Alman güvenlik yetkilileri 2018 Temmuz’unda “Almanyalı Osmanlılar” ait 60’a yakın mekanda arama yaptı, aramaya binden fazla polis katıldı. Ardından Almanya İçişleri Bakanı Horst Seehofer, “Almanyalı Osmanlılar insanların canı, malı, özgürlüğü ile genel olarak kamu güvenliği için ağır tehdit oluşturuyor” diyerek derneği yasakladı. Hessen’deki Darmstadt Savcılığı Kasım 2018‘de Metin Külünk hakkında soruşturma başlatılacağını duyurdu. Metin Külünk bu karar sonrasında bir kez daha Almanya’ya gelmezken, AKP tarafından 2018 seçimlerinde milletvekili adayı gösterilmedi, ancak bu yıl 24 Mart’ta yapılan parti kurultayında MKYK üyesi oldu.

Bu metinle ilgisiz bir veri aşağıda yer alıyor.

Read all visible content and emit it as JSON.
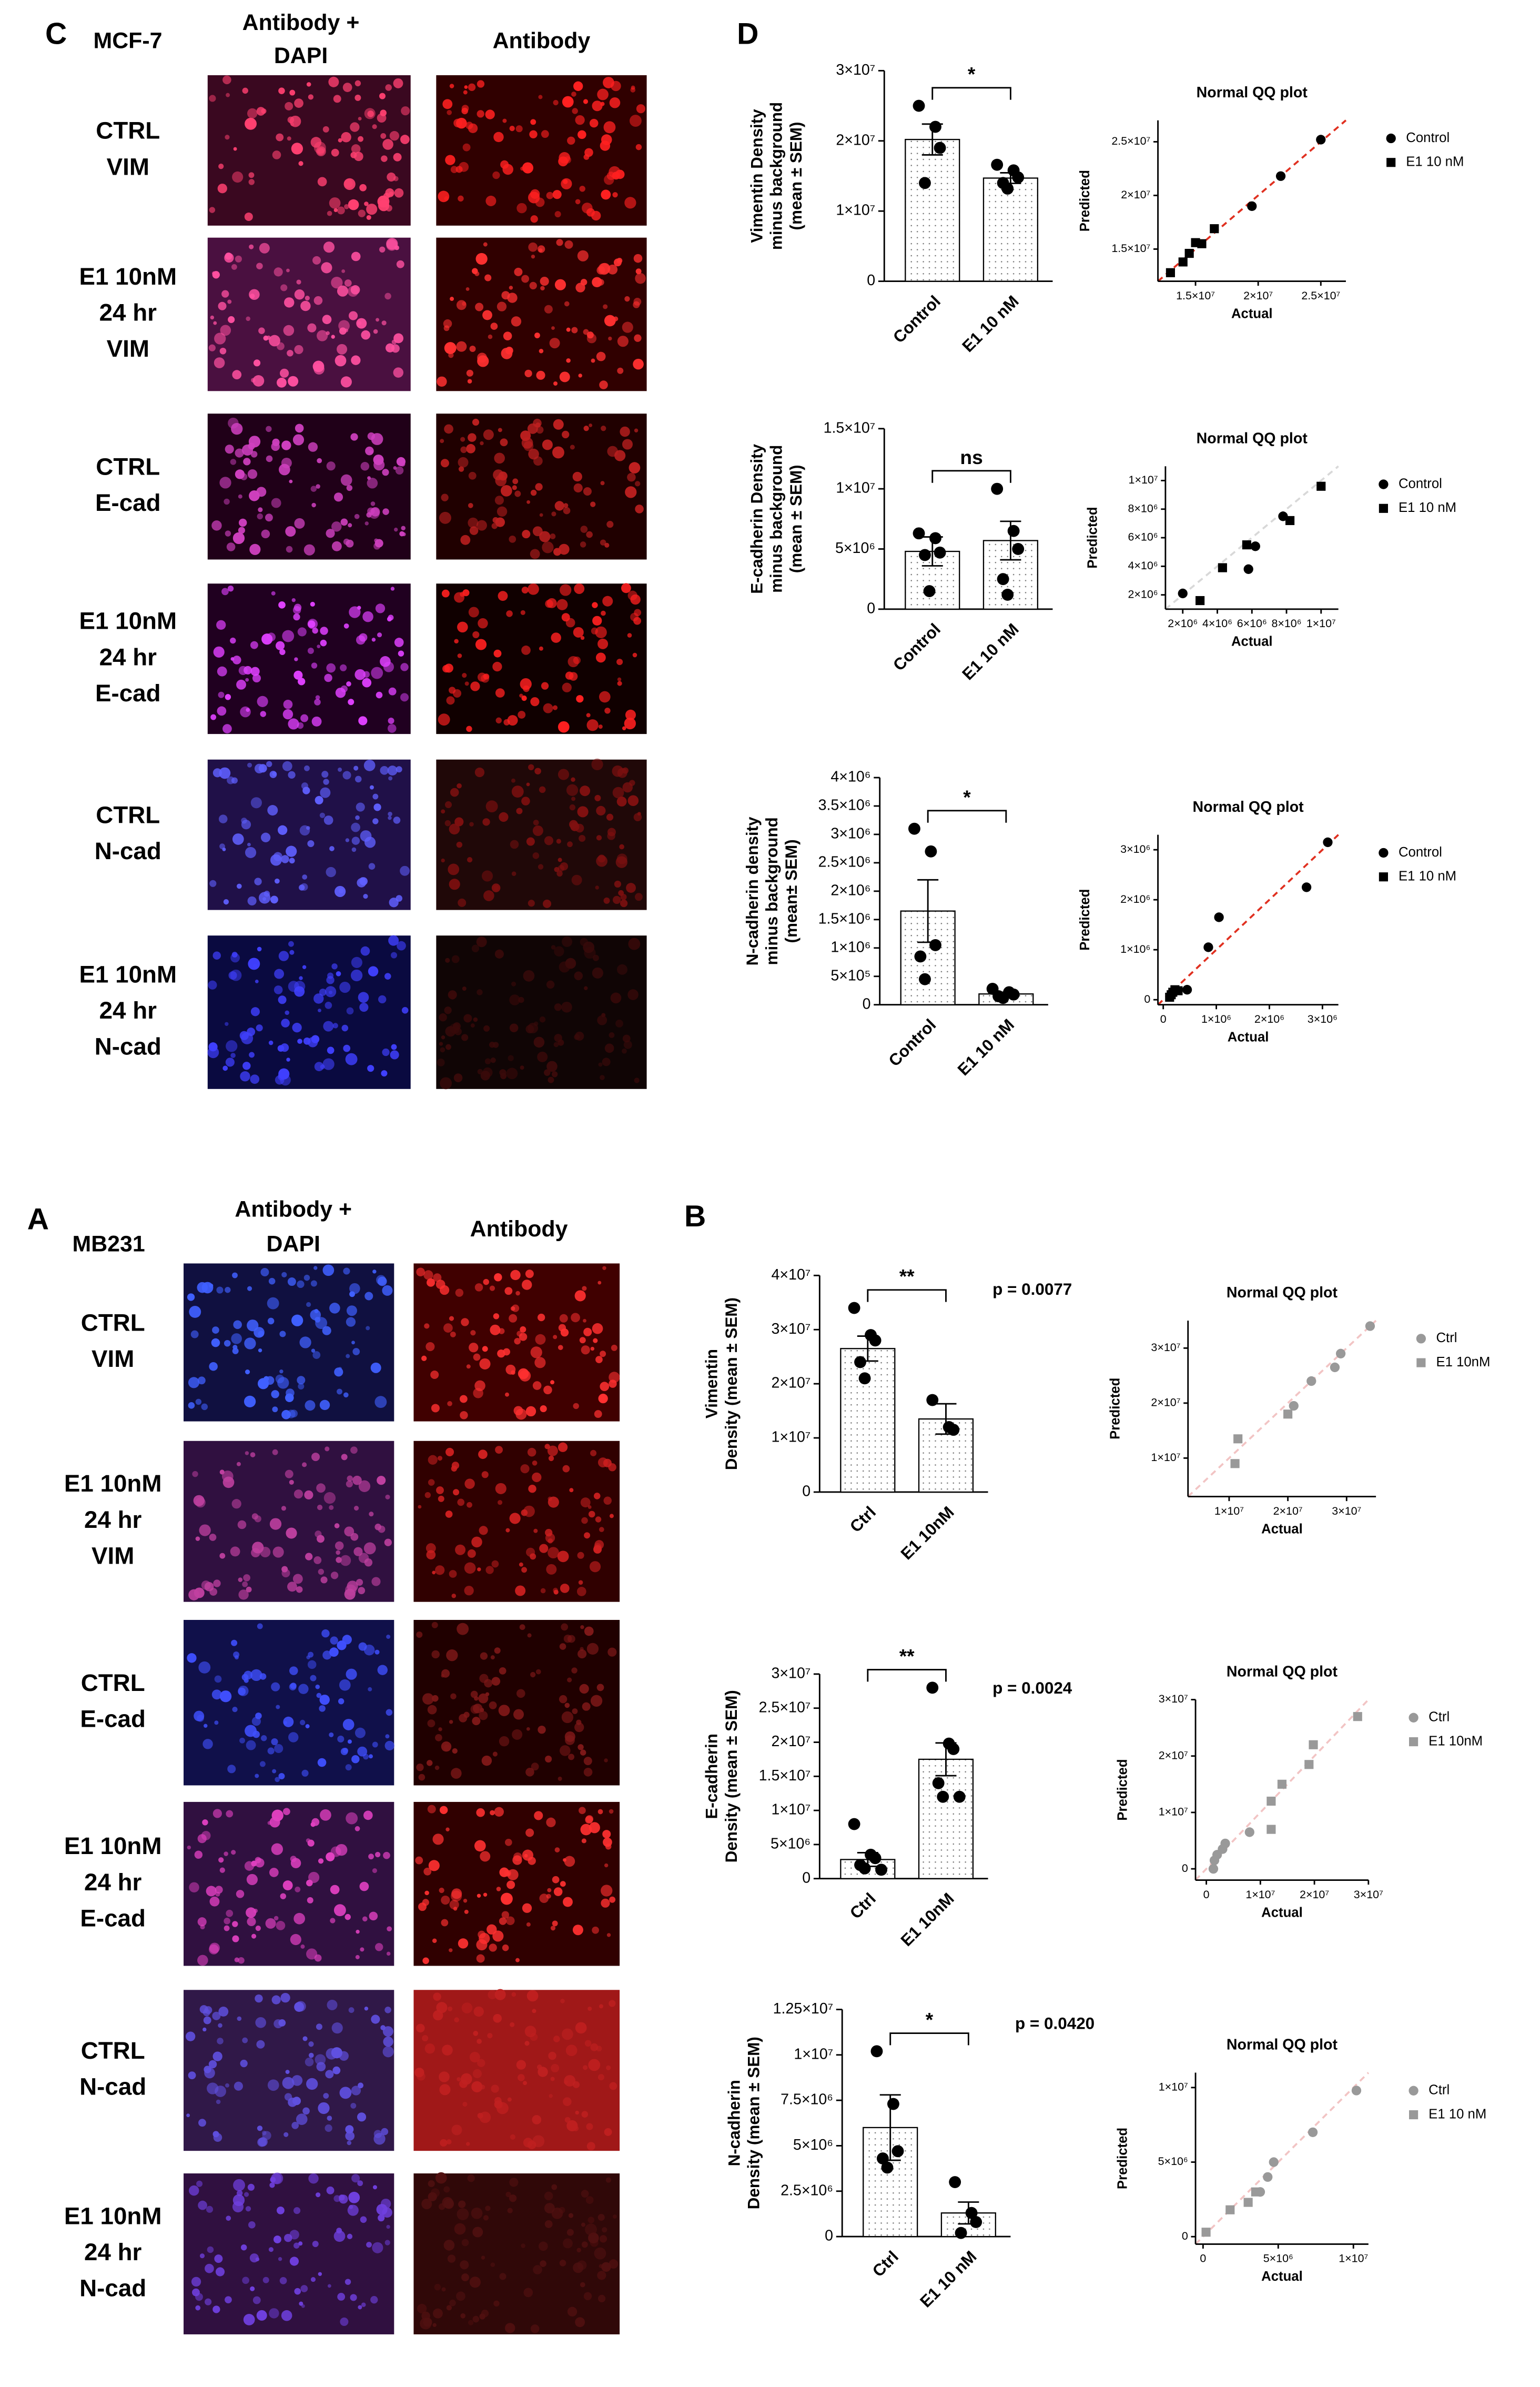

Metin Külünk, hakkında Alman medyasında çıkan haberleri ve soruşturma başlatılması kararını yorumladığı 10 Temmuz 2018 tarihli bir açıklamasında, iddiaları yalanlarken, “Geçmiş dönem milletvekili olarak görev yaptığım ve Avrupa’daki vatandaşlarımızın yanında olduğumuzu hissettirmek için bulunduğumuz süre içerisinde, ne yasadışı hiçbir faaliyetin ne de Almanya’nın kurallarını zorlayacak bir çabanın içinde olmamışızdır. Bu yalan ve iftiralar üzerinden Türk-Alman ilişkilerinin güçlenmesine kimse engel olamaz” diye görüş belirtti.
Sedat Peker ne demişti?
Sedat Peker, dün yayınladığı videoda Metin Külünk’e her ay 10 bin dolar para yolladığı iddiasına ilişkin de şu ifadeleri kullandı:
“Metin ağabeyle, Ömer Külünk diye bir yakını var mesela, nasıl ilişkimiz onu anlatayım. Tefeciler benim yeğenimin yerini almış, o zamanın parası bugünün 1,5 milyon lirası, tefecilerle bir konuşsan şey yapsa. Ya dedim Metin ağabey, ben ismimi unutturmaya çalışıyorum, o onu arayacak, o onu arayacak sanki ben tahsilat yapıyormuşum gibi. Dedim ‘Ağabey kaç para ben vereyim?’ O konuda ismi geçen bir iki işadamı arkadaş var, ‘Biz ödeyelim’ dedik. İş para ödemeye gelince bir tek ben ödedim, tapuyu aldık verdik. Biz para verdik mi böyle veririz. Almanya’daki o dernekler var ya, onlara rica ederdi ‘para yollar mısın’ diye, el altından onlara para yollardım. Ama öyle her ay giden 10 bin yok, seçim zamanı geldiğinde arabasına para bırakırdım. Ya şimdi ben böyle deyince bizim diğer milletvekili tanıdıklar, lan bizi de, lan oğlum biz kimseyi söylemeyiz. Ama Biden miden gel film yap, sonra beni karalama kampanyasına abilik yap. İstesem gömmek için ‘Evet verdim’ derdim ama 10 bin değil çok daha fazlasını verdim.”